In Europa, la moda è la quarta industria per produzione di emissioni inquinanti, la terza per spreco di acqua e la quinta per sfruttamento di materie prime. Stando a una ricerca pubblicata nel 2020 sulla rivista Nature Reviews Earth & Environment, questo settore è responsabile di circa l’8-10% delle emissioni globali di CO2 (4.000-5.000 milioni di tonnellate all’anno). Per far spazio alle nuove collezioni, i grandi brand di abbigliamento buttano, bruciano o abbandonano nei magazzini la merce invenduta. Non a caso, secondo l’Onu, tra il 2000 e il 2014 la produzione di vestiti nel mondo è raddoppiata. Si tratta di dati che danno sostanza al problema del fast fashion, che l’Unione Europa (Ue) ha deciso di contrastare tramite un nuovo pacchetto di norme pensate per rendere la moda più sostenibile sotto ogni punto di vista. La Commissione europea ha presentato una strategia mirata ad allungare il ciclo di vita dei capi d’abbigliamento, favorendone il riciclo, la riparazione e il riutilizzo. In più, l’Ue vuole porre un freno all’iper-produzione di vestiti, garantendo che la distruzione dei tessuti invenduti e la loro creazione avvengano nel rispetto dell’ambiente e dei diritti dei lavoratori.  

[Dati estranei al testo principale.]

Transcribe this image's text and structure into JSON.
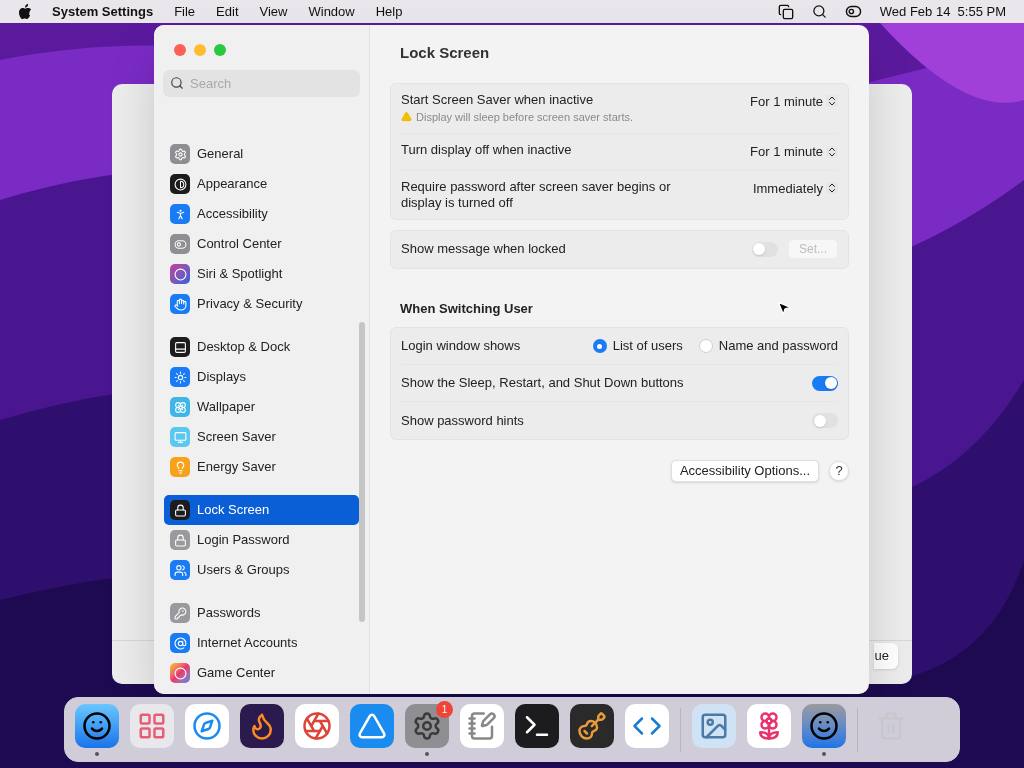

Un Digital Product Passport contro la fast fashion

La Commissione europea interverrà principalmente alla radice, dunque a livello di progettazione dei capi d’abbigliamento. Verranno infatti stabiliti dei nuovi requisiti per rendere i vestiti resistenti, affidabili e riutilizzabili, oltre che più facili da riciclare. I beni ritenuti a norma saranno dotati di un Digital Product Passport comunitario, che “semplificherà la riparazione o il riciclaggio dei prodotti e faciliterà il tracciamento delle sostanze dannose lungo la catena di approvvigionamento”. La proposta dell’UE contiene anche delle misure – che verranno annunciate in seguito – per limitare la distruzione dei capi invenduti e incentivare (in termini fiscali ma non solo) i marchi più green e che lanciano sul mercato meno collezioni. Il pacchetto di norme, si legge sul comunicato della Commissione, “definirà progressivamente i requisiti per ciascun prodotto o gruppo di prodotti, evitando legislazioni divergenti tra gli stati membri”.

Gli obiettivi per il 2030

Entro il 2030, tutti i capi d’abbigliamento immessi sul mercato dell’Ue dovranno essere “longevi, riciclabili, realizzati il più possibile con fibre riciclate e senza sostanze pericolose”. In un secondo momento, verranno anche stabilite delle misure per contrastare il rilascio di microplastiche dai tessuti. Quelle che all’apparenza sembrano regole generali (diventeranno più specifiche in sede parlamentare), fanno parte in realtà della prima strategia dell’Ue per combattere la fast fashion. Ogni anno, specifica la Commissione, in Unione europea vengono buttati circa 5,8 milioni di tonnellate di tessuti (11 chilogrammi di materiale a persona): imporre una normativa comune (e vincolante) a tutti gli stati potrebbe essere un passo avanti importante verso una nuova sensibilità da parte di aziende e cittadini.